Jurisdiction is an interesting concept. At one moment you are affected by one set of laws, and then after crossing an imaginary line, you’re suddenly affected by an entirely different set of them. While it may seem boring, for Pontiacers, jurisdiction has a major impact on our lives. To take a relatively benign example, if you call the police in Quyon, the Sécurité Publique MRC des Collines-de-l’Outaouais will respond. If you call 10 minutes away in Bristol, the Sûreté du Québec from the Campbell’s Bay station will respond.
A more serious example of divided jurisdiction was seen during the peak of pandemic restrictions, when many residents of the Municipality of Pontiac (MoP) couldn’t enter the MRC Pontiac without the proper paperwork, preventing what would otherwise be normal and essential movement through the community. There were also similar restrictions on the Ontario and Quebec border.
Without going into the efficacy or morality of the pandemic travel restrictions, it’s important to emphasize that the roadblocks appeared along the essentially arbitrary lines of political borders. It didn’t matter that many people in Quyon normally do their grocery shopping in Shawville, or that people from all over the Pontiac need to go to the Ontario side for many important services or let alone all the family connections all across the Ottawa Valley; the lines where the roadblocks were set up were determined according to the political lines drawn on a map.
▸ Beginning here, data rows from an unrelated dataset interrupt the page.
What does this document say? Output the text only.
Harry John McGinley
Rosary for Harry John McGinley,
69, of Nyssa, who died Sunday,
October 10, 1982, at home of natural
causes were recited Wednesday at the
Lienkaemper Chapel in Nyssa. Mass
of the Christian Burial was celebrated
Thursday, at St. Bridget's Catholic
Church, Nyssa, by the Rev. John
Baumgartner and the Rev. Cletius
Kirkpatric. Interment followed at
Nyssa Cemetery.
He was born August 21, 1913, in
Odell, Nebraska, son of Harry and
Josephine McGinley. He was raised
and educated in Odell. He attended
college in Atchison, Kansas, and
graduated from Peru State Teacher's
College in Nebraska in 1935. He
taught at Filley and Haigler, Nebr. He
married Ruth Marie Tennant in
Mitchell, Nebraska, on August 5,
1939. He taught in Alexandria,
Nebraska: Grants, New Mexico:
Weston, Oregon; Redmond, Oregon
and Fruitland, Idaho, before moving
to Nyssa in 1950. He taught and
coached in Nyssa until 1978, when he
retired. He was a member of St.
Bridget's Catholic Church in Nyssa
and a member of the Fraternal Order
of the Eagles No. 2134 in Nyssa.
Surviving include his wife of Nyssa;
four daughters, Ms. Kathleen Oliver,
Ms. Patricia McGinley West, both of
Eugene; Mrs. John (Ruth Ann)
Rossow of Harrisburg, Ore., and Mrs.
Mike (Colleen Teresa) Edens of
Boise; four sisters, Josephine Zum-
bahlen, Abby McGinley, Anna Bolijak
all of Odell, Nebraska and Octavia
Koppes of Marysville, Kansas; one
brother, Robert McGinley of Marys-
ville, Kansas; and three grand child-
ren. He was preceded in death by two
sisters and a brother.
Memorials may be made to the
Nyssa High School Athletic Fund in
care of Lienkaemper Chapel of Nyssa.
A third example of the seemingly arbitrary impact of jurisdiction on people is language policy. Despite English speakers making up the majority of the population in the MRC Pontiac and a significant minority in the MoP, because of policies determined in Quebec City, we live in a territory where the common language of communication is supposed to be French, causing a long list of unnecessary injustices.
Like with the pandemic travel restrictions splitting the community, the lived reality of the region takes a back seat to the language laws that are imposed on us.
Jurisdiction itself is an administrative and democratic reality that we will likely never be without. The idea that we will ever get to a universal set of standards and laws that can be applied to everyone is unlikely. And fundamentally, different communities should have the right to determine democratically certain laws and customs for themselves.
However, by thinking about some negitive impacts that jurisdiction failure can have on communities, we can start to think about what we could do to create different outcomes. Most obviously, we could create new and more rational jurisdictions.
One change that already has a fair bit of buy-in is the MoP, or at least part of the MoP, joining the MRC Pontiac to better reflect the geographical, economic, and demographic realities of the region. Arguably this change would make the administration of things like Highway 148 and the Ottawa River easier. It could also better allow officials to form more coherent region-wide economic, environmental, and cultural policies.
However, if so inclined, one could start thinking of far more radical jurisdictional shifts, perhaps even going so far as a new province.
It appears that the government of Quebec, with the support of a critical mass of the province’s population, will continue to pursue French language policies at the expense of anglophones, allophones and francophones who want to live in a bilingual community for the foreseeable future. This trend doesn’t seem to be going anywhere anytime soon and there doesn’t really seem to be much of a chance for domestic opposition to succeed against the sentiment. With the imminent multipartisan passage of Bill C-13 at the federal level, it seems that no federal political party sees itself as much of a roadblock to this trend either.
Given these political realities, why not think about something new? In the Outaouais, there are grievances around the lack of government attention in areas like healthcare and infrastructure relative to the region’s tax base, along with a significant population of alienated anglophones.
Across the Ottawa River, a not insignificant sentiment of resentment exists in Northern and Eastern Ontario over the province’s GTA-centric politics. Franco-Ontarians have had their own problems maintaining their language rights in a province where they are a significant minority. Northern Ontario even already has what essentially amounts to a provincial independence party.
Given all this, why not create a New Brunswick-esque bilingual province out of Northern Ontario, Eastern Ontario and the Outaouais? Think of all the problems that could potentially be solved on both sides of the border. The Province of Canada was only split into Quebec and Ontario in 1867, not that long ago in the grand scheme of things.
Obviously, this change seems far-fetched from the onset. A massive change like this would be politically pretty difficult to achieve. Many people are used to and like identifying as Quebecers and obviously a new identity isn’t on many people’s radar.
However, fundamentally all it would take is a shift in political imagination.
THE EQUITY has previously covered the Pontiacers’ desire to separate from Quebec, by either joining Ontario or a new Federal District made of up Ottawa-Gatineau and its surrounding area. After polling its readership in 1971 and 1981, both times THE EQUITY saw that large majorities of the survey respondents in favour of separating from Quebec in some form. So this idea isn’t new.
Overall, things can change quickly if we really wanted them to. And if the Government of Quebec continues to use the province’s anglophone minority as a scapegoat, why not think about a change? It’s all just lines on a map after all, which could easily be redrawn if we wanted to. The threat alone may be enough to stop these regions and their people from being taken for granted.